Wednesday, August 13, 2008

Russian War Motives- Oil or Ethnic Politics?

Is the motive for Russia's Georgia invasion political or is it oil? Witht eh Eurasian rim a noted source for oil, don't discount the Georgia move as the first Russian action on its side of the Oil Wars of the 21st Century.

Take a look at this prescient 2006 article in Asia Times:

The United States' global energy-control strategy, it's now clear to most, was the actual reason for the highly costly regime change in Iraq, euphemistically dubbed "democracy" by Washington. But while it is preoccupied with implanting democracy in the Middle East, the United States is quietly being outflanked in the rush to secure and control major energy sources of the Persian Gulf, the Central Asian Caspian Basin, Africa and beyond.

The quest for energy control has informed Washington's support for high-risk "color revolutions" in Georgia, Ukraine, Uzbekistan, Belarus and Kyrgyzstan in recent months.

[...]

Some in Washington are beginning to realize that important figures might have been too clumsy in recent public statements about both China and Russia, two nations whose cooperation in some form is essential to the success of the global US energy project.

[,,,]

If the trend of recent events continues, it won't be US-style democracy that is spreading, but rather Russian and Chinese influence over major oil and gas supplies.
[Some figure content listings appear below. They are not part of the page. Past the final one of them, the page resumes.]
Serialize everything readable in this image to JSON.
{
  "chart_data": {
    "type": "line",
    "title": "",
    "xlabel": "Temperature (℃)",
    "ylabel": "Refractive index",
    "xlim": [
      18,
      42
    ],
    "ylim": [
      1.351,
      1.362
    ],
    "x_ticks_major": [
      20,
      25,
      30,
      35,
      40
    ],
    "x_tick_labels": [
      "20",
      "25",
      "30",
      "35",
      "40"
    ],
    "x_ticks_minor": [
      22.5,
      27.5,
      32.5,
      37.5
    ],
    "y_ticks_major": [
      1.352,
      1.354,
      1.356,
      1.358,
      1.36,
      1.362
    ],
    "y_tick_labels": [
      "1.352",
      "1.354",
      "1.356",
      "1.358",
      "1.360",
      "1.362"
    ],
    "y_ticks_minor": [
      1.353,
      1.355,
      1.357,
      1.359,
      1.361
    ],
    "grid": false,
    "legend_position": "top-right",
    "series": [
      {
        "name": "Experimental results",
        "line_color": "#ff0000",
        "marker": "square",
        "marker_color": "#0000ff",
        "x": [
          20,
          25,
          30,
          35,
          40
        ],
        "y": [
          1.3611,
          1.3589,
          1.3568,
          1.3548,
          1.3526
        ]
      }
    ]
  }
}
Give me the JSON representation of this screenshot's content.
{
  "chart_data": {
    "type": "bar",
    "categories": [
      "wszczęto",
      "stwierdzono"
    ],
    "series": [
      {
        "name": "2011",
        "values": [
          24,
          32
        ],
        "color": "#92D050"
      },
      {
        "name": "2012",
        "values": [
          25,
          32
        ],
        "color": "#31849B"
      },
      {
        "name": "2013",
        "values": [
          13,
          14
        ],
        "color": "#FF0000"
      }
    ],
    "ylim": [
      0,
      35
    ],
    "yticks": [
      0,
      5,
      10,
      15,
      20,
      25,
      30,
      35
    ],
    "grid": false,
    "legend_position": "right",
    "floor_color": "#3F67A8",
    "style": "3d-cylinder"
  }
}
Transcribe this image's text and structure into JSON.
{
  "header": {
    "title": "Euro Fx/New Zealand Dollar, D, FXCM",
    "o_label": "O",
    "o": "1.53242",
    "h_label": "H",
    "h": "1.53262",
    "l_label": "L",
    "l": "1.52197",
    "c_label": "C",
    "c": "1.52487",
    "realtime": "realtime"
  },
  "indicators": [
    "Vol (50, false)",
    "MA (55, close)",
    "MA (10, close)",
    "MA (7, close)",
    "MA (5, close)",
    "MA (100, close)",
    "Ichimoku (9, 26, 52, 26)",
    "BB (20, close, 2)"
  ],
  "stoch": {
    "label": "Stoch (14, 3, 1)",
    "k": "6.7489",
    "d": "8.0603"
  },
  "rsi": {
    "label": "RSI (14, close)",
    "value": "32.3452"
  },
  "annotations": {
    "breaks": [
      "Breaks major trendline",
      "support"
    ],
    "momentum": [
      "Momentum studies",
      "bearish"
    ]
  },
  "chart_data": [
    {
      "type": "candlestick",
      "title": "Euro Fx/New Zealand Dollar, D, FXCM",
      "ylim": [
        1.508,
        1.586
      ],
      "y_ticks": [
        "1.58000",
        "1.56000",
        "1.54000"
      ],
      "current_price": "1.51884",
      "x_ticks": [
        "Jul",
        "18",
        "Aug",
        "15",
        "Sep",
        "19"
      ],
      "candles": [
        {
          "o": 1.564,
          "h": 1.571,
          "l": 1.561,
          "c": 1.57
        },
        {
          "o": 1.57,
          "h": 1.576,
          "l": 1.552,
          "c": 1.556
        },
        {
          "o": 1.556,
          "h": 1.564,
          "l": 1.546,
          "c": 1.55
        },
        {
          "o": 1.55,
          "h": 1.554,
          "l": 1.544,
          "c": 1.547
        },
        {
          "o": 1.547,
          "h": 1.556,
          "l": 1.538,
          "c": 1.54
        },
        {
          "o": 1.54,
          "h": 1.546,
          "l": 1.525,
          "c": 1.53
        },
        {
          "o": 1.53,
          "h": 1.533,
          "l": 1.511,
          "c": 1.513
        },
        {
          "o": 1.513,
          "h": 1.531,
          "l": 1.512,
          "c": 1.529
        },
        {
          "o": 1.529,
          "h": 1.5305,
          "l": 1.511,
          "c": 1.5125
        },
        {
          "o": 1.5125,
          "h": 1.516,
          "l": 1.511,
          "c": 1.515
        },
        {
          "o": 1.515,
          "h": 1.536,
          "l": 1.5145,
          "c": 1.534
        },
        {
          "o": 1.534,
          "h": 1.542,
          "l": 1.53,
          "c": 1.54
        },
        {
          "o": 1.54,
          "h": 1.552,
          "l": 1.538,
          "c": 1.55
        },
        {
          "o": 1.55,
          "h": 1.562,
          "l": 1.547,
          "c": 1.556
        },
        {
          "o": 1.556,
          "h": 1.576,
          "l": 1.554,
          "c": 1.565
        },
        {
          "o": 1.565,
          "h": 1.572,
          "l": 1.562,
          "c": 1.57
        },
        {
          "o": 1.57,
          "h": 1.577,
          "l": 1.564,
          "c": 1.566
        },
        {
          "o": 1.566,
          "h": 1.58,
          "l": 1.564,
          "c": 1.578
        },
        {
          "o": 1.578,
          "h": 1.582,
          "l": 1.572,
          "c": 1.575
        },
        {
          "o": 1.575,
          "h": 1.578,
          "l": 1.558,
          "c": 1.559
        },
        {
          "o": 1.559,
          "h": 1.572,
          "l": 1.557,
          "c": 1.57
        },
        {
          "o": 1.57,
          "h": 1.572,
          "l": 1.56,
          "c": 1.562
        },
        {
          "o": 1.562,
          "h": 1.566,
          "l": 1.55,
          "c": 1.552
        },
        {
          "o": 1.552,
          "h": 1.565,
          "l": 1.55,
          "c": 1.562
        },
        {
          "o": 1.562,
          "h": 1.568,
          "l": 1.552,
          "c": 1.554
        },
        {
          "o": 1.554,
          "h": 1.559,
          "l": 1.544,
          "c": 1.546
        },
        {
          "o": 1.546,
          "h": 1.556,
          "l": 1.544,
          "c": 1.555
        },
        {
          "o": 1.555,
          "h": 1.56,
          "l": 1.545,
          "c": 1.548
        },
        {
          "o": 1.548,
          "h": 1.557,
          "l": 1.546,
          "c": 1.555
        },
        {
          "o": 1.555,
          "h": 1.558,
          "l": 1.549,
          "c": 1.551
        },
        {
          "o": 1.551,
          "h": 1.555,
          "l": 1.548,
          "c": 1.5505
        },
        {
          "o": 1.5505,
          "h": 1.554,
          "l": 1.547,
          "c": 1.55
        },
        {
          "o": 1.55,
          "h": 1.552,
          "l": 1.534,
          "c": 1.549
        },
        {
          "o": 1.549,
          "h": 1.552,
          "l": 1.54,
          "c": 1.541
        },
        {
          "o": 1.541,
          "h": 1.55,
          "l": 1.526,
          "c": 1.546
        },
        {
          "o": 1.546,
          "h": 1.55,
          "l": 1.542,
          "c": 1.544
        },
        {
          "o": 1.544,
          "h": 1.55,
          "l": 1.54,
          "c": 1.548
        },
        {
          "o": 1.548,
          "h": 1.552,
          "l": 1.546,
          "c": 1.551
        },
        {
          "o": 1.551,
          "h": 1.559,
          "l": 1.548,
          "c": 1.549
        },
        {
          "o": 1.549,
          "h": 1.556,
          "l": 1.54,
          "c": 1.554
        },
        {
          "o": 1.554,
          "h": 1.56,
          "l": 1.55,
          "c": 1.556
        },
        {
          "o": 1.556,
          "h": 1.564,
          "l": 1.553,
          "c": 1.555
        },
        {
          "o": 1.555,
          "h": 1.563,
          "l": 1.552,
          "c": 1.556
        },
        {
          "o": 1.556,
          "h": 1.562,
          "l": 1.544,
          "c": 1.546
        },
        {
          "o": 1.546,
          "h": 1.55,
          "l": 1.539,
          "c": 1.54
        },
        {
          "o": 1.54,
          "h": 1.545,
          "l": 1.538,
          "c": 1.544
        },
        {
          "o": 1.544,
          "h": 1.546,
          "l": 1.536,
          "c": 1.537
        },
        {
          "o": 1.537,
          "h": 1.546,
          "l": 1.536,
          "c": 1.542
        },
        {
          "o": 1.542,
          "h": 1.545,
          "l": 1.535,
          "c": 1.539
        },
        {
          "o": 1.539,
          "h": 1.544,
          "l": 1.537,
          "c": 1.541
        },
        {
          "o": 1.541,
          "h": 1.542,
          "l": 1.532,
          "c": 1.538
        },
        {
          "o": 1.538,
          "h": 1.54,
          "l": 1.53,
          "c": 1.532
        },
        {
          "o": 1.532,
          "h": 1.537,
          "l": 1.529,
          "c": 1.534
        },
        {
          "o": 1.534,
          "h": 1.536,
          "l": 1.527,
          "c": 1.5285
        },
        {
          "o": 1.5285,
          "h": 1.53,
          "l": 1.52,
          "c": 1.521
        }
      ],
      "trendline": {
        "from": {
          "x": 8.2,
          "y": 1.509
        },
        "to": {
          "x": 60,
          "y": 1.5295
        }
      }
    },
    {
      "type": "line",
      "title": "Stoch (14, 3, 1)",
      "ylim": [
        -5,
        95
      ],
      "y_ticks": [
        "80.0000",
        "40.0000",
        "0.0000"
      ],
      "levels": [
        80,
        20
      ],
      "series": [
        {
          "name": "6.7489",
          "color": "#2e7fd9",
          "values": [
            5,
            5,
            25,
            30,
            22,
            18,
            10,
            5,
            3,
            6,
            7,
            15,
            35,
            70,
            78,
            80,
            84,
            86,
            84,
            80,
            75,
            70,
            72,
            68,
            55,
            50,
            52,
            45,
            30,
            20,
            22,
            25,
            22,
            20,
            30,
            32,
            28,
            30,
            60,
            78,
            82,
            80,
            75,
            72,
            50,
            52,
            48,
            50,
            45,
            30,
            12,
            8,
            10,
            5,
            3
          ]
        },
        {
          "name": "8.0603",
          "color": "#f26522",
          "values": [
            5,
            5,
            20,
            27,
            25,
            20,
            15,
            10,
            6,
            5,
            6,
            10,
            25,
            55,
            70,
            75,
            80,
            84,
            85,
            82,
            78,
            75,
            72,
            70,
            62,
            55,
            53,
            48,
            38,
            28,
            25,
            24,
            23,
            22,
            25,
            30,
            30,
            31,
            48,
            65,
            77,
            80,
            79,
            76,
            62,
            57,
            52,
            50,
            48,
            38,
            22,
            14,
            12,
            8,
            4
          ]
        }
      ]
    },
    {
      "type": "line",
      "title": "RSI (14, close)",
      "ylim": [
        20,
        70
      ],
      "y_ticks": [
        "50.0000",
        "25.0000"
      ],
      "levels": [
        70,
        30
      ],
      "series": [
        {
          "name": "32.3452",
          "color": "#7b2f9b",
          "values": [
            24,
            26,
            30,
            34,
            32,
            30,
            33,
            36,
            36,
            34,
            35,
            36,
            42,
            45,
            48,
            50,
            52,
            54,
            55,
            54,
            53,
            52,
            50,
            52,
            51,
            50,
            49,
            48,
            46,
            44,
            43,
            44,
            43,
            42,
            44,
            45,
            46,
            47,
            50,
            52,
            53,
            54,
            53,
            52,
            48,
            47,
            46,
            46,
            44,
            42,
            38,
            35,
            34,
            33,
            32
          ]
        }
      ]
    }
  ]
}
Some in Washington are beginning to realize that important figures might have been too clumsy in recent public statements about both China and Russia, two nations whose cooperation in some form is essential to the success of the global US energy project.
[...]

Next Thursday, member nations of the Shanghai Cooperation Organization (SCO), led by China and Russia, will reportedly invite Iran, currently an observer, into full membership. Even if full membership is postponed, as has been mooted, the fact remains that Russia and China both want to seal closer cooperation with Iran in Eurasian energy cooperation.

The SCO was founded in June 2001 by China, Russia, Kazakhstan, Kyrgyzstan, Tajikistan and Uzbekistan. Its stated goal was to facilitate "cooperation in political affairs, economy and trade, scientific-technical, cultural, and educational spheres as well as in energy, transportation, tourism, and environment protection fields". Recently, however, the SCO is beginning to look like an energy-financial bloc in Central Asia consciously being developed to serve as a counter-pole to US hegemony.


Here is an interesting articla from the April 2007 edition of Oil and Gas, a trade magazine, on the strategic importance of Eurasia:

Since pipeline capacity will be unable to transport the desired quantity of Turkmen gas in 2010, a new pipeline should be constructed. One possibility is a pipeline along the Caspian seashore through Kazakhstan and Russia to Ukraine. The pipeline's length will be 3,000 km and cost an estimated $3 bln. Due to likely delays casued by tensions between competing interests construction of the pipeline would probably not be completed until after 2010.